You can stuff almost any vegetable, even escarole and lettuce, which are both very popular dishes here in Liguria. But that seems to me to be a lot of work because you have to tie each bundle together with string to keep the filling from falling out when you cook them. No doubt they are delicious but there are so many other vegetables that are just begging to be filled, like tomatoes for example, why bother.

Here’s an easy recipe for baked stuffed tomatoes from the Corriere della Sera, Milan’s daily newspaper. 


Baked Stuffed Tomatoes
Serves 4
Ingredients
4 large tomatoes
80 grams of ground beef (more or less 3 ounces)
60 grams of long grain rice
60 grams of fresh (or frozen) peas
2 small zucchini
1 carrot
1 white onion
1 tablespoon of chopped parsley
Extra virgin olive oil
Salt and freshly ground pepper

Wash the tomatoes and cut off the tops (like in the photo). You can also cut a very little bit off the bottom so they stand up better.
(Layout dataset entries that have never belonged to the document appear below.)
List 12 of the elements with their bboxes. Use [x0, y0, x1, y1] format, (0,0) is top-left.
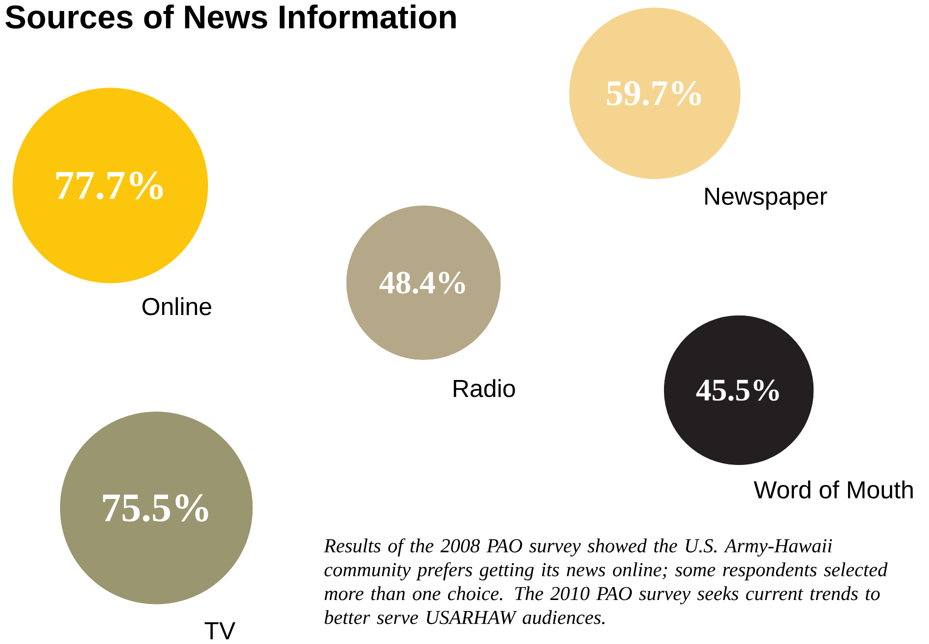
data-label: 59.7% [606, 81, 701, 106]
category-label: Newspaper [705, 188, 828, 210]
data-label: 75.5% [103, 494, 208, 522]
data-label: 45.5% [696, 380, 779, 401]
category-label: Online [142, 297, 212, 316]
data-label: 77.7% [56, 172, 163, 200]
category-label: TV [204, 622, 236, 640]
category-label: Radio [454, 379, 515, 398]
category-label: Word of Mouth [754, 480, 913, 499]
text: Results of the 2008 PAO survey showed the U.S. Army-Hawaii community prefers getting its news online; some respondents selected more than one choice. The 2010 PAO survey seeks current trends to better serve USARHAW audiences. [324, 538, 888, 624]
data-label: 48.4% [379, 272, 465, 294]
text: Sources of News Information [6, 4, 456, 29]
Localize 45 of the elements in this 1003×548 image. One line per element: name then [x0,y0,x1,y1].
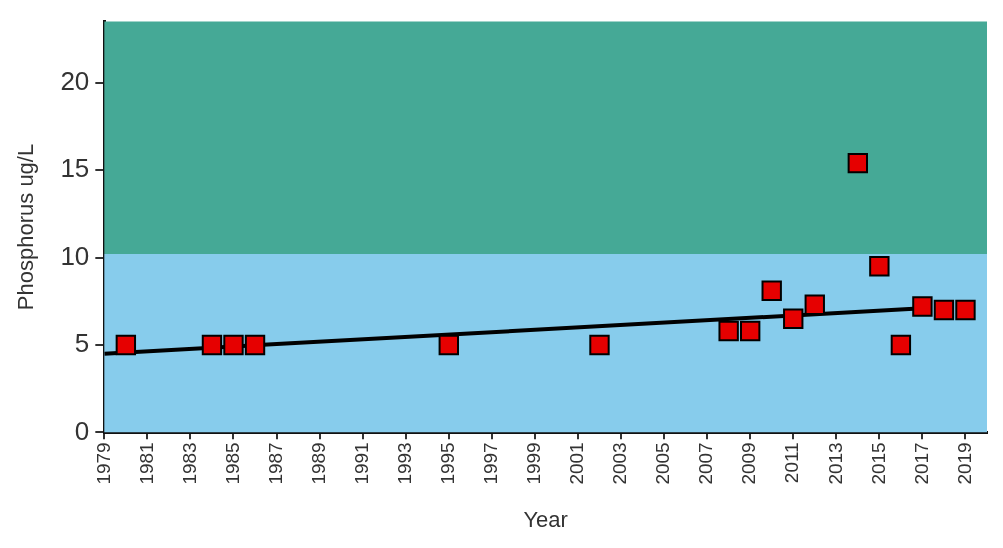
point [955,299,976,321]
y-tick-label: 10 [60,240,90,271]
point [912,296,933,317]
point [869,256,890,277]
point [890,334,912,356]
x-tick-label: 2017 [910,442,932,485]
y-tick-label: 15 [60,153,90,184]
point [933,299,955,321]
point [847,152,869,174]
point [718,320,739,342]
x-tick-label: 2013 [824,442,846,485]
x-tick-label: 2011 [781,442,803,484]
x-axis-title: Year [523,506,568,532]
x-tick-label: 2007 [695,442,717,485]
x-tick-label: 2001 [566,442,588,485]
x-tick-label: 2005 [652,442,674,485]
point [739,320,761,342]
x-tick-label: 1995 [437,442,459,485]
point [783,308,804,329]
x-tick-label: 2003 [609,442,631,485]
x-tick-label: 1999 [523,442,545,485]
x-tick-label: 2015 [867,442,889,485]
point [589,334,610,356]
x-tick-label: 1989 [307,442,329,485]
point [115,334,137,356]
x-tick-label: 1997 [480,442,502,485]
x-tick-label: 1981 [135,442,157,485]
point [438,334,459,356]
point [804,294,825,315]
x-tick-label: 2019 [953,442,975,485]
x-tick-label: 1987 [264,442,286,485]
y-tick-label: 20 [60,65,90,96]
x-tick-label: 1993 [393,442,415,485]
x-tick-label: 1979 [92,442,114,485]
x-tick-label: 1985 [221,442,243,485]
x-tick-label: 1983 [178,442,200,485]
y-tick-label: 5 [74,328,90,359]
x-tick-label: 2009 [738,442,760,485]
point [223,334,244,356]
x-tick-label: 1991 [350,442,372,485]
y-axis-title: Phosphorus ug/L [13,143,39,311]
point [244,334,266,356]
point [761,280,782,301]
point [201,334,223,356]
y-tick-label: 0 [74,415,90,446]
Scoop out the inside of the tomatoes, chop it into pieces no larger than the peas, and set it aside.  Chop the onion, the carrot and the zucchini also into pieces no larger than the peas. 
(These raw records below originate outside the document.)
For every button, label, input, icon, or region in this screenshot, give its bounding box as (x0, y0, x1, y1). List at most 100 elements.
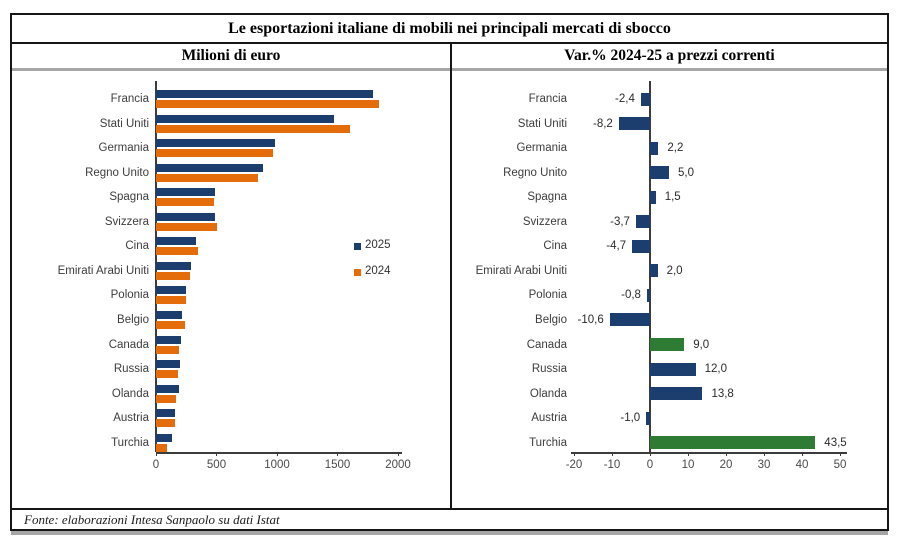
x-tick-label: 2000 (385, 459, 411, 471)
left-panel-header: Milioni di euro (12, 44, 450, 71)
bar-2025-germania (156, 139, 276, 148)
legend-label-2025: 2025 (365, 239, 391, 251)
category-label-francia: Francia (528, 93, 567, 105)
bar-var-stati-uniti (618, 117, 650, 131)
bar-var-emirati-arabi-uniti (650, 264, 658, 278)
bar-var-cina (632, 239, 650, 253)
x-axis-line (571, 452, 847, 454)
value-label-cina: -4,7 (606, 240, 627, 253)
bar-var-svizzera (635, 215, 650, 229)
bar-2024-turchia (156, 443, 168, 452)
bar-var-austria (646, 411, 650, 425)
bar-2025-polonia (156, 286, 186, 295)
x-tick-label: 500 (206, 459, 227, 471)
category-label-svizzera: Svizzera (522, 215, 567, 228)
value-label-russia: 12,0 (704, 363, 727, 376)
bar-2025-emirati-arabi-uniti (156, 261, 191, 270)
bar-2025-turchia (156, 433, 173, 442)
x-tick-label: -20 (565, 459, 583, 471)
category-label-emirati-arabi-uniti: Emirati Arabi Uniti (57, 264, 149, 277)
category-label-turchia: Turchia (111, 436, 149, 449)
x-tick-mark (611, 452, 613, 456)
bar-var-regno-unito (650, 166, 669, 180)
x-tick-label: 1500 (324, 459, 351, 471)
source-note: Fonte: elaborazioni Intesa Sanpaolo su d… (24, 511, 280, 527)
category-label-russia: Russia (531, 363, 567, 376)
value-label-canada: 9,0 (693, 338, 710, 351)
category-label-belgio: Belgio (535, 313, 567, 326)
legend-swatch-2024 (354, 269, 361, 276)
value-label-emirati-arabi-uniti: 2,0 (666, 264, 683, 277)
x-tick-label: 40 (795, 459, 809, 471)
bar-2025-francia (156, 90, 374, 98)
panel-milioni-di-euro: Milioni di euro Francia Stati Uniti German… (12, 44, 450, 508)
value-label-svizzera: -3,7 (610, 215, 630, 228)
category-label-germania: Germania (98, 142, 150, 155)
bar-2025-olanda (156, 384, 180, 393)
x-tick-mark (839, 452, 841, 456)
bar-var-spagna (650, 190, 656, 204)
category-label-francia: Francia (110, 93, 149, 105)
legend-label-2024: 2024 (365, 265, 391, 277)
bar-var-turchia (650, 436, 816, 450)
x-tick-label: 30 (757, 459, 771, 471)
bar-2025-belgio (156, 310, 182, 319)
footer-row: Fonte: elaborazioni Intesa Sanpaolo su d… (12, 508, 887, 529)
category-label-spagna: Spagna (527, 191, 567, 204)
category-label-spagna: Spagna (109, 191, 149, 204)
bar-var-francia (640, 92, 650, 106)
bar-var-polonia (646, 288, 650, 302)
bar-2024-olanda (156, 394, 177, 403)
chart-export-variation: Francia -2,4 Stati Uniti -8,2 Germania 2,2 Reg… (452, 71, 887, 508)
category-label-polonia: Polonia (110, 289, 149, 302)
x-axis-line (156, 452, 402, 454)
bar-2025-cina (156, 237, 197, 246)
value-label-stati-uniti: -8,2 (593, 117, 613, 130)
x-tick-label: 20 (719, 459, 733, 471)
bar-2024-francia (156, 100, 379, 108)
panel-variazione-percentuale: Var.% 2024-25 a prezzi correnti Francia -… (450, 44, 887, 508)
category-label-regno-unito: Regno Unito (503, 166, 567, 179)
category-label-belgio: Belgio (117, 313, 149, 326)
bar-var-belgio (609, 313, 650, 327)
x-tick-mark (155, 452, 157, 456)
bar-2024-germania (156, 149, 273, 158)
value-label-regno-unito: 5,0 (678, 166, 694, 179)
x-tick-label: 10 (681, 459, 695, 471)
category-label-canada: Canada (526, 338, 567, 351)
category-label-olanda: Olanda (111, 387, 149, 400)
value-label-turchia: 43,5 (824, 436, 847, 449)
x-tick-mark (725, 452, 727, 456)
x-tick-label: -10 (603, 459, 621, 471)
title-row: Le esportazioni italiane di mobili nei p… (12, 15, 887, 44)
right-panel-title: Var.% 2024-25 a prezzi correnti (564, 47, 775, 64)
category-label-austria: Austria (113, 412, 149, 425)
chart-panels: Milioni di euro Francia Stati Uniti German… (12, 44, 887, 508)
bar-2024-belgio (156, 320, 186, 329)
category-label-germania: Germania (516, 142, 568, 155)
bar-2024-austria (156, 419, 175, 428)
bar-2025-stati-uniti (156, 114, 334, 123)
bar-2025-spagna (156, 188, 215, 197)
x-tick-mark (276, 452, 278, 456)
bar-2024-stati-uniti (156, 124, 350, 133)
value-label-austria: -1,0 (620, 412, 641, 425)
category-label-emirati-arabi-uniti: Emirati Arabi Uniti (475, 264, 567, 277)
x-tick-mark (801, 452, 803, 456)
value-label-germania: 2,2 (667, 142, 684, 155)
report-frame: Le esportazioni italiane di mobili nei p… (10, 13, 889, 531)
bar-2024-cina (156, 247, 199, 256)
x-tick-label: 1000 (264, 459, 290, 471)
bar-2024-regno-unito (156, 173, 259, 182)
page-title: Le esportazioni italiane di mobili nei p… (228, 19, 671, 37)
category-label-russia: Russia (113, 363, 149, 376)
value-label-olanda: 13,8 (711, 387, 734, 400)
x-tick-label: 50 (833, 459, 847, 471)
category-label-olanda: Olanda (529, 387, 567, 400)
category-label-turchia: Turchia (529, 436, 567, 449)
legend-swatch-2025 (354, 243, 361, 250)
zero-axis-line (649, 81, 651, 452)
value-label-spagna: 1,5 (664, 191, 681, 204)
category-label-austria: Austria (531, 412, 567, 425)
x-tick-mark (687, 452, 689, 456)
Put a small amount of extra virgin olive oil in a frying pan and add the chopped onion, carrot and zucchini, the ground beef, the rice, a cup of water and let it cook together for about 10 minutes, or until the water is absorbed. 

Fill the scooped out tomatoes with the rice and ground beef filling, and cover them with the tomato tops.  Drizzle a little olive oil over the top of them and then place a small amount of extra virgin olive oil in a casserole pan and bake in a preheated oven (160ᴼ C/325ᴼF) for 40 minutes. 

The recipes calls for making a sauce out of the chopped tomatoes and serving the stuffed tomato on top of it, just as you see in the photo, but to tell you the truth you could just as easily add the chopped tomatoes to the rice and meat mix and reduce the amount of water.


You can use this filling for any vegetable you want to stuff. You can substitute the rice with couscous or the soft center of Italian bread, or tiny pasta, or not use any of them and use the vegetable centers you scooped out to make room for the filling, by chopping them and mixing them with ground beef, lamb or pork, or skip the meat altogether. You can also leave out the peas and carrots, but you do need onions.

Hopefully this makes sense and you are not thoroughly confused at this point. As for me, all this talk about food is making me hungry, so I think I’ll  head for the kitchen and rustle me up some grub.  Buon Appetito.